Central to Tehran’s grievances is the perception of European complicity in Israeli military actions. The Nournews article accuses France of granting “impunity to the Zionist regime” and actively supporting occupation and what Iranian media term “genocide in Gaza.” By insisting on “nuclear concessions” from Iran while maintaining silence on alleged Israeli war crimes—and by seeking to disarm Palestinian resistance groups while arming the occupier—Paris is effectively “rewarding the aggressor and punishing the victim.” Iranian diplomats contend that this approach exposes the EU not as an independent arbiter, but as a subordinate actor executing an American doctrine of “false power balance” designed to preserve Western security hegemony.

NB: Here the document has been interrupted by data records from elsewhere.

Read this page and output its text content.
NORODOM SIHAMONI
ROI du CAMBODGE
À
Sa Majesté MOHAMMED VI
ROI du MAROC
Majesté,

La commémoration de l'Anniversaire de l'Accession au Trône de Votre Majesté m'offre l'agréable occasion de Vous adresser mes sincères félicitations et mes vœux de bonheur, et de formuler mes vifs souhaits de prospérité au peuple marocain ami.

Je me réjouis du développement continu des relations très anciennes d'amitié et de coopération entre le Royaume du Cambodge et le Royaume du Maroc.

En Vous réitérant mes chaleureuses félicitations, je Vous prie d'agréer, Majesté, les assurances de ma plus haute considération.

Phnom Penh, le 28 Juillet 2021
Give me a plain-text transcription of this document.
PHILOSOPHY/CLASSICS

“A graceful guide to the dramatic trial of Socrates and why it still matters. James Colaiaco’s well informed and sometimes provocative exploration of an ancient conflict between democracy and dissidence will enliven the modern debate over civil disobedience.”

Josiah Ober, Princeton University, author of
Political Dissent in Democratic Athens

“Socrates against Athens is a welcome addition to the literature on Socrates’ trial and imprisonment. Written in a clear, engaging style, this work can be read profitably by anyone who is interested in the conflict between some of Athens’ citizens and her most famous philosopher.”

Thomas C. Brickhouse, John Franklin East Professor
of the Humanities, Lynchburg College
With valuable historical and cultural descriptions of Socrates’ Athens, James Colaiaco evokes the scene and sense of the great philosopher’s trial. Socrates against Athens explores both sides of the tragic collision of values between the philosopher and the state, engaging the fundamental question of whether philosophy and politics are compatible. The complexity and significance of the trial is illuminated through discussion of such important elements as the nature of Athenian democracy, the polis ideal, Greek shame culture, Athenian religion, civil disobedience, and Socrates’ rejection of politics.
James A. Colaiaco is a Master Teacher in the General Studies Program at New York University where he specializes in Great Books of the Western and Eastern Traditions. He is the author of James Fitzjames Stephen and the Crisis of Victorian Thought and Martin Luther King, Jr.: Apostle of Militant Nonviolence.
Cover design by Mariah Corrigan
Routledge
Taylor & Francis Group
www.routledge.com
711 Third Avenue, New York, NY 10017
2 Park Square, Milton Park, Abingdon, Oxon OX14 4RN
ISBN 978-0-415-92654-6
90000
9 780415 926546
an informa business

This overt hostility marks a departure from earlier diplomatic protocols, when Tehran maintained a veneer of cordiality toward European negotiators. Now, Iranian leaders explicitly characterize recent French initiatives in Lebanon and Syria as desperate bids by a marginalized Europe to reclaim lost global influence. State media argue that these “humiliating efforts” to pressure Tehran are accelerating Europe’s “moral collapse” and gradual exclusion from the emerging multipolar order, in which, as one commentator noted, “there is no longer room for domination by worn-out Western actors.”
With Iranian officials now routinely dismissing European diplomatic missions as covers for subversion, the prospects for renewed trust—or a negotiated settlement—appear increasingly remote. Tehran’s message to Brussels and Paris is unambiguous: in the current calculus, they are viewed not as mediators, but as belligerent parties aligned with the Islamic Republic’s adversaries.